Palavra, Palavras e Muito mais do que Quinze minutos...





Enfim, ela respondeu.
Teceu a resposta como sempre, ordenando a réplica a partir dos seus verbos, embora, desta vez, fossem palavras plantadas criteriosamente “ao acaso”. Pistas que apenas ela poderia seguir.

Quantas vezes você se perguntou: será que ela conseguiria?
Será que ela possuía, mesmo, aquela centelha sagrada, de inteligência e sensibilidade, capaz de identificá-lo nas entrelinhas, atrás do amigo e da cafajestagem de uma confraria masculina?
Sim. Não “talvez ou quem sabe”, frutos da sua insegurança machista. E sim... Sim!

Afinal, além de uma inteligência afrodisíaca, ela contava com sua mestria de ofício: a capacidade de manipular mensagens com o talento de um prestidigitador. No entanto, a despeito dos seus arroubos de autoafirmação, você bem que contou com a força erótica que os conecta, a muito mais do que meros quinze minutos...

Agora você está aí. Boquiaberto. Pasmado. Fitando-a vaporosa, através do profile do facebook. E, mais uma vez, o que parecia impossível acontece.

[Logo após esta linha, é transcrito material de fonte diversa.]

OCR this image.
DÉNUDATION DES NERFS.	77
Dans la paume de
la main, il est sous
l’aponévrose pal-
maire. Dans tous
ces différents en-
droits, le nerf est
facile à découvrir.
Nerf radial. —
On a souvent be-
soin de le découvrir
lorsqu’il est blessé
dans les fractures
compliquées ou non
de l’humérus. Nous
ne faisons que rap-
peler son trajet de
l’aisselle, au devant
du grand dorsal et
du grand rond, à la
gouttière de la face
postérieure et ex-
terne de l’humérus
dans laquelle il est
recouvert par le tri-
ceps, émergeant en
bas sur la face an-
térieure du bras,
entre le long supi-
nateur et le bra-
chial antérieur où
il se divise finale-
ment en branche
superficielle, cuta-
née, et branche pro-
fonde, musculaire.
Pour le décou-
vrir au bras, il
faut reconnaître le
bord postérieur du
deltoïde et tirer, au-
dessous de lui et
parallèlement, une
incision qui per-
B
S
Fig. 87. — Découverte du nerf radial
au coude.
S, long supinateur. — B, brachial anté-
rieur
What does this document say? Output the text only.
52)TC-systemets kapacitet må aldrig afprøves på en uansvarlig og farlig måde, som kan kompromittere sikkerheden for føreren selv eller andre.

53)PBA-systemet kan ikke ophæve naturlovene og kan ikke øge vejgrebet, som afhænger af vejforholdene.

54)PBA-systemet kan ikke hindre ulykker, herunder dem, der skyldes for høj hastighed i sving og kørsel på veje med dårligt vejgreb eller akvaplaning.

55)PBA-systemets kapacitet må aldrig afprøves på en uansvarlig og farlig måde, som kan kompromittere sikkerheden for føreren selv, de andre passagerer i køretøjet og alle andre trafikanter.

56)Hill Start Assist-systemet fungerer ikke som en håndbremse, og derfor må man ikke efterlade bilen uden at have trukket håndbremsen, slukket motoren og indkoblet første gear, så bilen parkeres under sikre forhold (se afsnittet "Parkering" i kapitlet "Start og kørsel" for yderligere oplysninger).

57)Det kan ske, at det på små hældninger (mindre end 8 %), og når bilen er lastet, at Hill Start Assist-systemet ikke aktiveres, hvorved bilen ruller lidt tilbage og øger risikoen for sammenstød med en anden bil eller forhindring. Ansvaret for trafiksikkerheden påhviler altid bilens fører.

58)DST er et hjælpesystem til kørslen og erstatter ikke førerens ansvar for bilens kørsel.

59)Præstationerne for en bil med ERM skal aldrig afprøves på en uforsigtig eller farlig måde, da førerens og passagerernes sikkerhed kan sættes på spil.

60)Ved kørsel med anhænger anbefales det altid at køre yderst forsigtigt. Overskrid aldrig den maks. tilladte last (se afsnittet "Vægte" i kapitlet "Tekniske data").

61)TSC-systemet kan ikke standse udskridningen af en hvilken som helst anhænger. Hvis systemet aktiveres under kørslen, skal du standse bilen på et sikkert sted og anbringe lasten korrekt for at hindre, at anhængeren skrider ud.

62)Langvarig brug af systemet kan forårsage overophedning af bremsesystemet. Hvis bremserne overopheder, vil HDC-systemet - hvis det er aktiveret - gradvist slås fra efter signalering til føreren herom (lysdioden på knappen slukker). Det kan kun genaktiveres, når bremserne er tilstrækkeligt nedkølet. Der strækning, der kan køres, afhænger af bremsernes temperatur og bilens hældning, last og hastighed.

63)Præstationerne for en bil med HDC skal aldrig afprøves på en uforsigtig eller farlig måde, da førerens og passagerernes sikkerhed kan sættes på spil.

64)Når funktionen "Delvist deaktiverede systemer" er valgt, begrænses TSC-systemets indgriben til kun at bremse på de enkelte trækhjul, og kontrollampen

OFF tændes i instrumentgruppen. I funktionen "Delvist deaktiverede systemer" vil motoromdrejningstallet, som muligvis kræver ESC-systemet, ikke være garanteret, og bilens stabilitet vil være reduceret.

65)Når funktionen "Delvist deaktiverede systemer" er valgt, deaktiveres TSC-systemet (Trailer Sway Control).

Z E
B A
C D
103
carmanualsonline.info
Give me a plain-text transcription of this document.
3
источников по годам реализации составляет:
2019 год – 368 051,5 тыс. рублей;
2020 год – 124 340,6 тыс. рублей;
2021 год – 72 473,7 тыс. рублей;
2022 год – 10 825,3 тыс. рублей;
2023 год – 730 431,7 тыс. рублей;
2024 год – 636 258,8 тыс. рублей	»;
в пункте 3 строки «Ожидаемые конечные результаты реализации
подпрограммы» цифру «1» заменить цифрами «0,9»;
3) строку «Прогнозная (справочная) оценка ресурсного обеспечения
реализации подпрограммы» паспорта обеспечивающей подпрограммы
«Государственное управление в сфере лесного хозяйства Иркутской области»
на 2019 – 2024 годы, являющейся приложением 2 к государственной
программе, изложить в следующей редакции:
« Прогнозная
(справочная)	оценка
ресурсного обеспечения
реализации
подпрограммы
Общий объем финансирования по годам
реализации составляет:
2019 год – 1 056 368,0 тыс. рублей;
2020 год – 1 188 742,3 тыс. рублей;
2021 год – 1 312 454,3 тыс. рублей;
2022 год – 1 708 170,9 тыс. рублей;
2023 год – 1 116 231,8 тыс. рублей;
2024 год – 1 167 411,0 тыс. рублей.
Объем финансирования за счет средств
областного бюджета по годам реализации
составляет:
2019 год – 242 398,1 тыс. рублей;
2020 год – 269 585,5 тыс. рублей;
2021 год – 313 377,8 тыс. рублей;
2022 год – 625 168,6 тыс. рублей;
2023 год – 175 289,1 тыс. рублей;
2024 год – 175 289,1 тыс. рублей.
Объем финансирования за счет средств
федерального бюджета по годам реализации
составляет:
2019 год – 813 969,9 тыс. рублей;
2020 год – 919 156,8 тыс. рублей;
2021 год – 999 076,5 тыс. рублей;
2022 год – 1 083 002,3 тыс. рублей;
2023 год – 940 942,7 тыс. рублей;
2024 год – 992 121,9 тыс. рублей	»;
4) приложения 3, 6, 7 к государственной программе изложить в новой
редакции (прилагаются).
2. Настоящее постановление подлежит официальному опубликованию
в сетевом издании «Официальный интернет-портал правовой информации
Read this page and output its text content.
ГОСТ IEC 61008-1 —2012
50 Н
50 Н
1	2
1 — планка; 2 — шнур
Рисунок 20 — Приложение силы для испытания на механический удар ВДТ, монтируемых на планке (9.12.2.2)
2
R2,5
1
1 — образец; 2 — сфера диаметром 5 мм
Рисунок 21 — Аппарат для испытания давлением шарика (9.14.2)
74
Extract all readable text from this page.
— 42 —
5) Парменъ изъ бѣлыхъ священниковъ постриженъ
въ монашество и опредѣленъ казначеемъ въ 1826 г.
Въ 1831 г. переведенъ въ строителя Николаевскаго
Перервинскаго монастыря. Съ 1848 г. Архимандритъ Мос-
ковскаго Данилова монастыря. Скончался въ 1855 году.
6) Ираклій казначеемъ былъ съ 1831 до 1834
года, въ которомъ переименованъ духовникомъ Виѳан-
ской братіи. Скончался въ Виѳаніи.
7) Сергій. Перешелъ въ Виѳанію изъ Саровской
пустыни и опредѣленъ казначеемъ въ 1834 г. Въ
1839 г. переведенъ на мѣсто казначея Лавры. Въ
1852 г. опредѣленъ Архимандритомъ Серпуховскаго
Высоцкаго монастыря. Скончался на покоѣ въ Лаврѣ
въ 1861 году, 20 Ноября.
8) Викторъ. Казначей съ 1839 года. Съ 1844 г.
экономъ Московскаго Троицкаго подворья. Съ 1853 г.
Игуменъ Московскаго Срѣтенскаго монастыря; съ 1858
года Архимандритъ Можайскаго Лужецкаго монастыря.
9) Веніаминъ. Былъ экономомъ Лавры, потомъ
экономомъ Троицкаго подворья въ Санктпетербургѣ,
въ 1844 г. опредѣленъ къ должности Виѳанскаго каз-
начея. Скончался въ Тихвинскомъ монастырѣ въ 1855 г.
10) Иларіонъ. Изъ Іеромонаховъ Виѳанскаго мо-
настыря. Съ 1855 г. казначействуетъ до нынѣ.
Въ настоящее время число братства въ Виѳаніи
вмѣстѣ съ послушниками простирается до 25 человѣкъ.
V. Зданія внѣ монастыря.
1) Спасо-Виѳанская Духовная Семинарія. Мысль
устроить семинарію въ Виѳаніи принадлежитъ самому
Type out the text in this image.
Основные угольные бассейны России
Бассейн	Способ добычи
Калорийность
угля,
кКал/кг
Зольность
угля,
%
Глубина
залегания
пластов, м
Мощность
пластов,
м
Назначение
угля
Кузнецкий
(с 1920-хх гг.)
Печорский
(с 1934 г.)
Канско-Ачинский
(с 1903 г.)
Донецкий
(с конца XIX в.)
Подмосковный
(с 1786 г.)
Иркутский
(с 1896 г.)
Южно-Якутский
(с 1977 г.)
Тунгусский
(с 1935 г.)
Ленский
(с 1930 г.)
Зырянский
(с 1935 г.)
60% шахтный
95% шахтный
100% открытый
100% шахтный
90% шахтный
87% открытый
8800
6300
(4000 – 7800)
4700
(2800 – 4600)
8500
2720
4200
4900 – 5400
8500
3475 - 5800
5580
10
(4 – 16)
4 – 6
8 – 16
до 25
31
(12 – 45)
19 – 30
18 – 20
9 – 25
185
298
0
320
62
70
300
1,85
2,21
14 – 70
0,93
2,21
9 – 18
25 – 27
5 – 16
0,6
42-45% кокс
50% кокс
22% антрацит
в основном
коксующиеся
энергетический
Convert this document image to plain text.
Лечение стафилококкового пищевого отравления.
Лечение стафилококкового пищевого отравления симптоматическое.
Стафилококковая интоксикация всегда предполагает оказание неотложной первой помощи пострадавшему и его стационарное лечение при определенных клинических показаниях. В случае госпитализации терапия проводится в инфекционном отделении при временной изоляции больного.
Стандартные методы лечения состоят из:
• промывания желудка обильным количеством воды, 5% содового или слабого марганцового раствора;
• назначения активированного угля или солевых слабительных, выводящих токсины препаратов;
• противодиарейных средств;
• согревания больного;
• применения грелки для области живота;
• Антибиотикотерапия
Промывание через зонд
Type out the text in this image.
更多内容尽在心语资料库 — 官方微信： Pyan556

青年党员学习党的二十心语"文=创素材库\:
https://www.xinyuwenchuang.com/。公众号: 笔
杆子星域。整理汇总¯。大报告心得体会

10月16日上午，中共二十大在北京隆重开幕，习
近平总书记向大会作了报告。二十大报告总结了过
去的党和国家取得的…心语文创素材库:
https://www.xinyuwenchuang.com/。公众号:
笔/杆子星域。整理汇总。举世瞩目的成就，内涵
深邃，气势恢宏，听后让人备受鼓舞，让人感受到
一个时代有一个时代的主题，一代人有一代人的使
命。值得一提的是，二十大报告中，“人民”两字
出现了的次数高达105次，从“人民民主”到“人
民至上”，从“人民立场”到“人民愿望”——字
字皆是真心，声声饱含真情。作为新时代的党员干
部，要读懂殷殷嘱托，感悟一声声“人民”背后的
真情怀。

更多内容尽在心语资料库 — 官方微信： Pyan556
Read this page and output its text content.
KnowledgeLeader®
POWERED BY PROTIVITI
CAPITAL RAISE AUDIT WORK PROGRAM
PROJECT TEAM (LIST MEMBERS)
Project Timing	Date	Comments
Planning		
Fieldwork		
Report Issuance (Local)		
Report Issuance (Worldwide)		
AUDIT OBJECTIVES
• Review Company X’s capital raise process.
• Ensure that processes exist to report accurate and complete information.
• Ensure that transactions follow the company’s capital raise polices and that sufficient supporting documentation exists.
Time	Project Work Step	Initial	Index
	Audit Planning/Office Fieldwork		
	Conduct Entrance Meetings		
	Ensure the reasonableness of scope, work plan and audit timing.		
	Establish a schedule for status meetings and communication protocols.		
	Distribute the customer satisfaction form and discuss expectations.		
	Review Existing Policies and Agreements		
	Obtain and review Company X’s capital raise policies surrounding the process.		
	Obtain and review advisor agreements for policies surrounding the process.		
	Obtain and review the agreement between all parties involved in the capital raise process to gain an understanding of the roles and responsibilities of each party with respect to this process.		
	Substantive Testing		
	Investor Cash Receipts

Aquilo que ela definiu por “bunitinho juntos”: a capacidade que vocês tem de criarem... palavras.

Você se enleva porque ela ri das suas piadas. Porque ela responde à procura dos seus dedos, acariciando os dela. Porque ela te permite prendê-la entre as pernas, sob a mesa. Porque ela te oferece um mundo de possibilidades, no silêncio, no sorriso e no encontro dos seus olhos.

É urgente levá-la para sua casa, o cenário no qual, por vezes vocês dois, e não só ela, fantasiaram. E, como você previa... Na verdade, como você sabia, nenhuma das suas fantasias chegou sequer perto da intensidade com que vocês se devoram...
Seu cavalheirismo ficou no pretérito simples, há pouco, quando abriu para ela a porta do carro, quando lhe ofertou uma flor, quando elogiou sua beleza e, delicadamente, externou sua saudade.

Mas agora, no presente do indicativo, as paixões e as taras explodem. Ali, na sala, no chão, no quarto, na cama. Sem medo. Sem freios. Sem mesuras.
Agora, você se rende ao feitiço dos cheiros. Da sucessão de sabores que lhe festejam na língua. Do gosto dos peitos. Do gosto dos pelos deixados, exatamente, como você gosta.
Você não teme descer a mão na sua bunda, puxar seus cabelos, morder seu pescoço. E você, também, não se poupa, não mede esforços. Retraça-a com a língua, serena a ardência com a saliva, soletra com os dedos a cartilha de letras que ela esconde dentro de si.

Seu prazer é o dela. E por menos performático que você seja, inclusive desprezando os milenares manuais de sexo, é você, e nenhum outro antes de você, que a come do jeito que ela gosta!

Ela é linda gozando. Espasmando numa sucessão gostosa de orgasmos, de um jeito que só o ser feminino consegue. E são seus. Todos os orgasmos dela são seus. Obra e graça sua!
Por isso você sorri, se permitindo a vaidade. Existe honra maior do que essa?
Existe. Tão inebriante quanto fazer gozar, é satisfazer uma mulher... gozando. A honra é para poucos. E você, dentre todos os homens do mundo, é o único que ela deseja, visceralmente, até a última gota.

Fellatio. É o nome que se dá, em latim, ao prazer que ela tem ao se alimentar de você.
Lassidão. Languidez. Sacrossanta canseira. São as sensações que se espalham por seu corpo, depois que você, humildemente, se rende ao prazer... daquela... boquinha... linda!

É. Você conseguiu. Não brochou. Não gozou antes dela. E apesar de saber que, como temia, deseja ficar ali, para sempre, conversando e beijando, você não sente mais medo. Nem de ser tolhido, nem de ficar sozinho.
Finalmente, você entendeu que na complexa trama do seu Complexo de Peter Pan, ela jamais assumiria o papel da Wendy: a menina que fica em casa, cerzindo as suas meias, te esperando voltar de aventuras para ouvir, feliz, a narrativa dos seus feitos.

A mulher que está aí, nos seus braços, tão lânguida e tão lassa quanto você, jamais perdeu as próprias asas e, muito menos, a capacidade de voar. Por esse motivo ela só pode ser a Sininho, a fada que voa ao lado de Peter Pan, brincando de nunca crescer.